One cybersecurity firm saw a doubling of such apps last year, a signal that cybercriminals are closing in on cavalier mobile users

With the evolution of mobile services and technologies, mobile threats are becoming increasingly prevalent. One cybersecurity firm has seen a doubling of mobile landscape threats from 2021 to 2022, comprising 1,661,743 malware or unwanted software installers detected in its protection ecosystem.

According to Kaspersky’s user base telemetry, one of the most prevalent and worrying mobile threats last year was mobile banking trojans: 196,476 were detected in 2022, twice more than in 2021, and the highest figure in its ecosystem in the past six years.

Cybercriminals often spread such trojan banker malware through both official and unofficial app stores. Google Play still contains downloaders for Sharkbot, Anatsa/Teaban, Octo/Coper, and Xenomorph — all disguised as utilities. For example, Sharkbot actively distributed downloaders mimicking a file manager that can request permission to install further packages necessary for the trojan to function on the user’s device, putting the user’s security at risk.

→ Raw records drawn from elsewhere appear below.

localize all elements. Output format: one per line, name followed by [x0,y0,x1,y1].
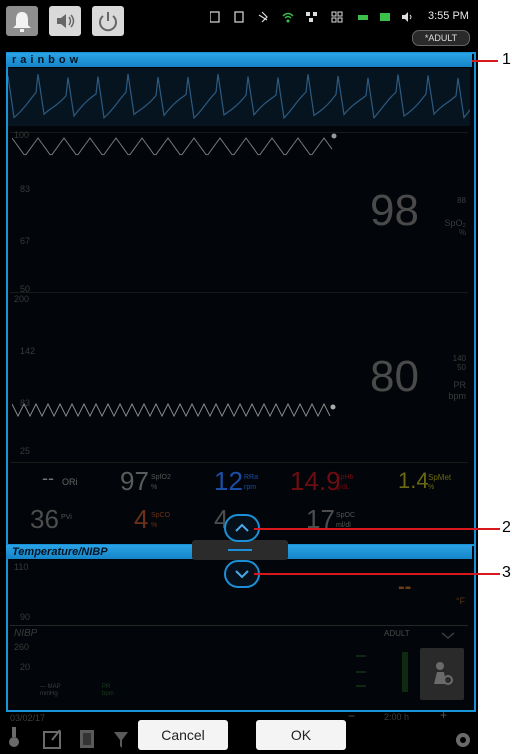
footer-date: 03/02/17 [10,713,46,723]
nibp-pr-text: PR [102,684,111,690]
connect-icon[interactable] [9,727,19,747]
nibp-expand-chevron-icon[interactable] [434,628,462,640]
spo2-label: SpO₂ [444,218,466,228]
speaker-icon [57,14,75,28]
interval-minus-button[interactable]: − [348,709,355,723]
interval-plus-button[interactable]: + [440,708,447,722]
callout-label-1: 1 [502,51,511,68]
callout-line-2 [254,528,500,530]
spo2-alarm-limit: 88 [457,196,466,205]
filter-icon[interactable] [114,732,128,748]
ok-button[interactable]: OK [256,720,346,750]
monitor-screen: 3:55 PM *ADULT rainbow 100 83 67 50 98 8… [0,0,478,754]
sphb-unit: g/dL [336,484,350,491]
rra-unit: rpm [244,484,257,491]
spo2-scale-bottom: 50 [20,284,31,294]
nibp-start-button[interactable] [420,648,464,700]
spfo2-value[interactable]: 97 [120,466,149,497]
callout-line-1 [472,60,498,62]
map-text: MAP [47,684,61,690]
status-icons [209,10,430,24]
pr-scale-top: 200 [14,294,30,304]
callout-label-3: 3 [502,564,511,581]
clock: 3:55 PM [428,10,469,22]
patient-mode-badge[interactable]: *ADULT [412,30,470,46]
pr-waveform [11,400,342,420]
bottom-toolbar [0,724,478,754]
interval-value: 2:00 h [384,712,410,722]
spoc-label: SpOC [336,512,356,519]
nibp-scale-bottom: 20 [20,662,31,672]
pr-scale-bottom: 25 [20,446,31,456]
spo2-value[interactable]: 98 [370,186,419,236]
map-dash: — [40,684,48,690]
temp-unit: °F [456,596,466,606]
alarm-bell-button[interactable] [6,6,38,36]
nibp-label: NIBP [14,628,38,639]
pvi-label: PVi [61,514,72,521]
sphb-value[interactable]: 14.9 [290,466,341,497]
pr-scale-1: 142 [20,346,36,356]
spco-unit: % [151,522,158,529]
audio-button[interactable] [49,6,81,36]
spo2-scale-2: 67 [20,236,31,246]
map-label: — MAP mmHg [40,684,61,698]
map-unit: mmHg [40,691,58,697]
settings-gear-icon[interactable] [456,733,470,747]
sphb-label: SpHb [336,474,354,481]
pvi-value[interactable]: 36 [30,504,59,535]
cancel-button[interactable]: Cancel [138,720,228,750]
rainbow-panel-title: rainbow [6,53,472,67]
share-icon[interactable] [43,729,61,749]
pr-unit: bpm [448,391,466,401]
temp-value[interactable]: -- [398,576,411,599]
temp-scale-top: 110 [14,562,29,572]
spfo2-label: SpfO2 [151,474,171,481]
power-button[interactable] [92,6,124,36]
rra-value[interactable]: 12 [214,466,243,497]
spmet-label: SpMet [428,473,452,482]
pr-alarm-low: 50 [457,363,466,372]
nibp-pr-unit: bpm [102,691,114,697]
spmet-value[interactable]: 1.4 [398,468,429,494]
bell-icon [13,12,31,32]
spco-label: SpCO [151,512,171,519]
spo2-scale-1: 83 [20,184,31,194]
power-icon [99,12,117,32]
spoc-value[interactable]: 17 [306,504,335,535]
nibp-green-indicator [352,652,412,692]
nibp-pr-label: PR bpm [102,684,114,698]
pr-value[interactable]: 80 [370,352,419,402]
callout-line-3 [254,573,500,575]
pr-label: PR [453,380,466,390]
temp-scale-bottom: 90 [20,612,31,622]
spmet-unit: % [428,484,435,491]
clipboard-icon[interactable] [80,730,94,748]
rra-label: RRa [244,474,259,481]
spco-value[interactable]: 4 [134,504,148,535]
pleth-trend-strip [7,68,471,126]
ori-value[interactable]: -- [42,468,54,489]
ori-label: ORi [62,477,78,487]
nibp-mode[interactable]: ADULT [384,629,410,638]
spo2-waveform [11,132,342,162]
callout-label-2: 2 [502,519,511,536]
spo2-unit: % [458,228,466,237]
nibp-scale-top: 260 [14,642,30,652]
spfo2-unit: % [151,484,158,491]
person-icon [434,662,453,685]
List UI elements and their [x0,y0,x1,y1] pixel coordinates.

According to a security expert at the firm, Tatyana Shishkova: “Despite the decline in overall malware installers, the continued growth of mobile banking trojans is a clear indication that cybercriminals are focusing on financial gain. As our lives increasingly revolve around mobile devices, it’s more important than ever for users to remain vigilant against mobile threats and take the necessary steps to protect themselves.” 

Shishkova reminds readers to be wary when granting various types of access permissions to mobile apps during installation, especially when it comes to high-risk permissions such as Accessibility Services. Installing a reliable security watchdog on the device, as well as enabling privacy controls and automatic operating system updates are also important safety nets. Also, Kaspersky is calling on the mobile industry to enhance cyber protection at all levels, including security for users, by providing tailored cybersecurity services for different user profiles.